= Defeasibility (linguistics) =

Term in linguistics

In the linguistic field of pragmatics, an inference is said to be defeasible or cancellable if it can be made to disappear by the addition of another statement, or an appropriate context. For example, sentence [i] would normally implicate [ii] by scalar implicature:

i: Alice has three children.
ii: Alice has exactly three children.

But the implicature can be cancelled by the modification in [ib]:

ib: Alice has three children, and possibly more.

Whereas conversational implicatures and presuppositions may be cancelled, an entailment may not be. For example, [i] entails the proposition "Alice has at least three children", and this cannot be cancelled with a modification like:

ic: Alice has three children, and possibly less.

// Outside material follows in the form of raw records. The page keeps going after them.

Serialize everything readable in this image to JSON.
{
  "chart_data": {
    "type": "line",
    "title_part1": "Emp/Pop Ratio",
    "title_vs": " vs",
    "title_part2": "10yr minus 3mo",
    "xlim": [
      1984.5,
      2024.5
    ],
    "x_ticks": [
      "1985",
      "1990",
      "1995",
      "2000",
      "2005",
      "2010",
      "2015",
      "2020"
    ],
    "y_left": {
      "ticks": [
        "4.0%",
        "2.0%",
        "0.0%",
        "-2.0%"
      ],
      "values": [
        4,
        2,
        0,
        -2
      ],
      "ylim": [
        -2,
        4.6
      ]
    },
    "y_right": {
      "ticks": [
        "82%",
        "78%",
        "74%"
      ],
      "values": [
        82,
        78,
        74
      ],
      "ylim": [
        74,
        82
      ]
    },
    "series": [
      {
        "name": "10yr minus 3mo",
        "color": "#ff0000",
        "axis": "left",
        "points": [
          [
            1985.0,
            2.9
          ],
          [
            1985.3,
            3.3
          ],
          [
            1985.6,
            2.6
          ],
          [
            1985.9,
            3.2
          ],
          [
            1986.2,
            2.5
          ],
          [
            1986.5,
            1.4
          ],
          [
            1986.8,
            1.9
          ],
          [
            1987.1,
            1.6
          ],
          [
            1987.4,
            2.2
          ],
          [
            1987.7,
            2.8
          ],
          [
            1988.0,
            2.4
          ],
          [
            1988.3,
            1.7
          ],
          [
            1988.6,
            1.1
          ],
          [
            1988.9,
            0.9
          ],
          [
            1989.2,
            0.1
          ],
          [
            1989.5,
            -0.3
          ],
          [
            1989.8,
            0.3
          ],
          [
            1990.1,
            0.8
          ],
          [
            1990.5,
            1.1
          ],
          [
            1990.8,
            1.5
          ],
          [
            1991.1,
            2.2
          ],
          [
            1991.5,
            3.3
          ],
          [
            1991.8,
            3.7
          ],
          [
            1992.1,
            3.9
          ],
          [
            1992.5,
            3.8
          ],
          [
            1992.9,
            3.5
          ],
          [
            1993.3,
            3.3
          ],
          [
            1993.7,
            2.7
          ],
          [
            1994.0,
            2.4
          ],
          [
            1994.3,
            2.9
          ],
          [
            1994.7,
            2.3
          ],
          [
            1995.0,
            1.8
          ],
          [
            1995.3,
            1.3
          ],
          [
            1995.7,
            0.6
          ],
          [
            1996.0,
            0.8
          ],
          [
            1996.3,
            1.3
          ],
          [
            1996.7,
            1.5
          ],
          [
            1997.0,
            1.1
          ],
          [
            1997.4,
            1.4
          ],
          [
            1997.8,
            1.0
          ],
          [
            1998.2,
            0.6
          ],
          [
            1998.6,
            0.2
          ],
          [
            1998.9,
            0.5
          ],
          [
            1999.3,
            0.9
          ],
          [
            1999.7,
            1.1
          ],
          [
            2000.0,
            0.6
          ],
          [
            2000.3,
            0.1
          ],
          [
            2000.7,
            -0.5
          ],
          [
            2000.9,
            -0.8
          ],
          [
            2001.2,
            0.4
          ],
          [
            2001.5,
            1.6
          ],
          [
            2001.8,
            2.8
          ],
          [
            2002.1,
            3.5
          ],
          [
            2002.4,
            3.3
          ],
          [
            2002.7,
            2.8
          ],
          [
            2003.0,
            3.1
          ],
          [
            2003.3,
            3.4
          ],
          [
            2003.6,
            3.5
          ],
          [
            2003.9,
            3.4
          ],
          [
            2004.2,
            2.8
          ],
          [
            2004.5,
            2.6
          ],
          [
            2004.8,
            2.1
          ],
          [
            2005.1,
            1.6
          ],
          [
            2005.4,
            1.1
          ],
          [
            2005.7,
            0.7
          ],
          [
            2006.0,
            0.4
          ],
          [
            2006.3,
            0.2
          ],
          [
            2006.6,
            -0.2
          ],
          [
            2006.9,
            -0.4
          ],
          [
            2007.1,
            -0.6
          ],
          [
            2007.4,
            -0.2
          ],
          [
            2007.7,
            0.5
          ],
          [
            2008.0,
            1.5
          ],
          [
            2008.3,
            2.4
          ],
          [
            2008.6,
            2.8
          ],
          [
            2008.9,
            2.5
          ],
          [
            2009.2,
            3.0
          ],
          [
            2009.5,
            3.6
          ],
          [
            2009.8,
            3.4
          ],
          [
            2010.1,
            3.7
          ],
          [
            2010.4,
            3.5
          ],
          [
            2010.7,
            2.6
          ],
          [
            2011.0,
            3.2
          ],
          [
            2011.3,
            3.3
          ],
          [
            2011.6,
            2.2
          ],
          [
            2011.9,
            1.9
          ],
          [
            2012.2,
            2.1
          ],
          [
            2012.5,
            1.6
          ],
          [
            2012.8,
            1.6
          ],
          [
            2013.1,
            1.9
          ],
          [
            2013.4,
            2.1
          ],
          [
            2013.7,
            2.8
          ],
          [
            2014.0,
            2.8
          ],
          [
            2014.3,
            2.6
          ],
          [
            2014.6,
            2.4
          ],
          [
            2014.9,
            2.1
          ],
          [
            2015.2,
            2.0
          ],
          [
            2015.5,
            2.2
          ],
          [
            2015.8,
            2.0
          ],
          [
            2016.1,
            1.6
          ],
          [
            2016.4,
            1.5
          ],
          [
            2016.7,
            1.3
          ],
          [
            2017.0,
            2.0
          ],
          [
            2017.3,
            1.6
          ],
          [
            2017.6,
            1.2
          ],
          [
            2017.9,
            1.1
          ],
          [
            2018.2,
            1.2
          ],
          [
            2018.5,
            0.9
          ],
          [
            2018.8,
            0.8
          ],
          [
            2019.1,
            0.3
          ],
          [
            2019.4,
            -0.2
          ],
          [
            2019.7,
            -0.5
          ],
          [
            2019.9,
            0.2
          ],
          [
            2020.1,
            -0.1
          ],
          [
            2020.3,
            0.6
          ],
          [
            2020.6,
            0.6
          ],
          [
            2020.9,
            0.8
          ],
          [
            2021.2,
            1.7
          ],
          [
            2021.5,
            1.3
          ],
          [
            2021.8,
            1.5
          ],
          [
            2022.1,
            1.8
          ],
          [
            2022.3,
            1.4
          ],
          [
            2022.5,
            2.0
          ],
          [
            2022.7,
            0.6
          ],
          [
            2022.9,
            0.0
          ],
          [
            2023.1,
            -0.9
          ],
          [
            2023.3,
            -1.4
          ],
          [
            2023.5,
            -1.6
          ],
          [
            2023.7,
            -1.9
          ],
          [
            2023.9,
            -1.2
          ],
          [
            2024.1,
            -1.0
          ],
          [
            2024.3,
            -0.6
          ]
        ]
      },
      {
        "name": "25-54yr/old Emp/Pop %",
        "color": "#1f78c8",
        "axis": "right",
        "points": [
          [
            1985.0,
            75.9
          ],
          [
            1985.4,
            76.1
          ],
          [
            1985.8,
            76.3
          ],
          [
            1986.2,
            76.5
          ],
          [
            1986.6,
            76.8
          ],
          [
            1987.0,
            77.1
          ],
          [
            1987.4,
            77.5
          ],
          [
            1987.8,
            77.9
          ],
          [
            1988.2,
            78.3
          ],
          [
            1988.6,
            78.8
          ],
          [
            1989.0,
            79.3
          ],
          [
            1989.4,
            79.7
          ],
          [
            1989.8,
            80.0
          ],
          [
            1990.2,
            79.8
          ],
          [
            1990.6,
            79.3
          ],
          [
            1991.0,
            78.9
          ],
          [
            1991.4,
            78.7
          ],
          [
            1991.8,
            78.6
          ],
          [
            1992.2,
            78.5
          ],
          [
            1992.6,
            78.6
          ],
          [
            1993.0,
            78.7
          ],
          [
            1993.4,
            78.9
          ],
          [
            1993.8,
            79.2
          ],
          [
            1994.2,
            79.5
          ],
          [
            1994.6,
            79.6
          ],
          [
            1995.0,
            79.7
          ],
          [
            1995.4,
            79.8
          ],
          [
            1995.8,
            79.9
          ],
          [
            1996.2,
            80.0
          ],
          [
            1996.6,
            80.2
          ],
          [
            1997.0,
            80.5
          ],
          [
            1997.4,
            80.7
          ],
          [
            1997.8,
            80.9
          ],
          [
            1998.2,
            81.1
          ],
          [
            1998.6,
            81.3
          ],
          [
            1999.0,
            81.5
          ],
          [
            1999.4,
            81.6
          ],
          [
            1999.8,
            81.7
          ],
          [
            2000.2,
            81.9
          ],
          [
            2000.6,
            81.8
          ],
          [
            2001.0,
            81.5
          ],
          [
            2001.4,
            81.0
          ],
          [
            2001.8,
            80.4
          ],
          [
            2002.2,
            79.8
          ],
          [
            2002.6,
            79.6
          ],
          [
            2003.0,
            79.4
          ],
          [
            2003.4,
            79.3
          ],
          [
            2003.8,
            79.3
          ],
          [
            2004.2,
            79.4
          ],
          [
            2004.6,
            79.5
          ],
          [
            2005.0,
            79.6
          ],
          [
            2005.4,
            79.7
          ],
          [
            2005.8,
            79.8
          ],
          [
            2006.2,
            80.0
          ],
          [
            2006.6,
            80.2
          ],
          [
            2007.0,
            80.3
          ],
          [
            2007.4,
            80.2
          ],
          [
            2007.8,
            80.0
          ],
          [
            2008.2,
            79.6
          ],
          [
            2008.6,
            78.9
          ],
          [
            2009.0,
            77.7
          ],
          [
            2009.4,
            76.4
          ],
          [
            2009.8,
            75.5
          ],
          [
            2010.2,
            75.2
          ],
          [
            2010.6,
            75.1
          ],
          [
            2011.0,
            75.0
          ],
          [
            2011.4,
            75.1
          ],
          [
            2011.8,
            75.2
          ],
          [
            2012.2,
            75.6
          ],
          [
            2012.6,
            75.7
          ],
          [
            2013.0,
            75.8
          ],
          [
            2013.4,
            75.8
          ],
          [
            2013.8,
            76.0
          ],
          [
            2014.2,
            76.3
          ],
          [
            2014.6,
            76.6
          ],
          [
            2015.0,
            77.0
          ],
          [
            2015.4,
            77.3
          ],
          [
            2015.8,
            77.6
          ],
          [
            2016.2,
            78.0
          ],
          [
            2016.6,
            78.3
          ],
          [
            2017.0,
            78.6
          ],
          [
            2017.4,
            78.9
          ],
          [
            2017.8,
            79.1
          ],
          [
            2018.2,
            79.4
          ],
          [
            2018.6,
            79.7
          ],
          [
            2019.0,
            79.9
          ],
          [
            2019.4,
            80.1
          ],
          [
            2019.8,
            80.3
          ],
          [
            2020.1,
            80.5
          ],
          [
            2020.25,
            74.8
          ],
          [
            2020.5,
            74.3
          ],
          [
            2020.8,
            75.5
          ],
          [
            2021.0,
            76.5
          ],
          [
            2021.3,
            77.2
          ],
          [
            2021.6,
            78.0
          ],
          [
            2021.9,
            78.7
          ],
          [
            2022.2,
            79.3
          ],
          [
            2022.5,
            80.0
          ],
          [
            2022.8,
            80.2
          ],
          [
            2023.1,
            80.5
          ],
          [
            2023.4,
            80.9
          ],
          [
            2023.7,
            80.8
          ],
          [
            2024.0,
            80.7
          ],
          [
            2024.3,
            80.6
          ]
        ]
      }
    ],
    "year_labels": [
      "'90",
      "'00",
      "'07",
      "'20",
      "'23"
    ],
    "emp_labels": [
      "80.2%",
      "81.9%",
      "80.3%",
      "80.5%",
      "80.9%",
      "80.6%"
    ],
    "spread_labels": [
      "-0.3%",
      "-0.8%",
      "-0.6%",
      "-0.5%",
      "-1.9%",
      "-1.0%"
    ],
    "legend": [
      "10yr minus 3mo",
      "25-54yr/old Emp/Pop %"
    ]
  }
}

==Explicit and contextual cancellation==

Grice, the originator of the concept of implicature, draws a distinction between explicit and contextual cancellation. He calls an implicature p explicitly cancellable if it is possible to cancel it by adding a statement to the effect of "but not p" to the utterance which would otherwise implicate it. For example:

There's beer in the fridge. But that's not to say I'm offering you any.

An implicature is contextually cancellable if it can fail to manifest in a different context. For example, if Bob says "We have two spare bedrooms", this would normally implicate that his house has exactly two spare bedrooms. But this implicature disappears if Bob is speaking with Carole and Diane who are planning a visit to Bob's city and looking for a place to stay.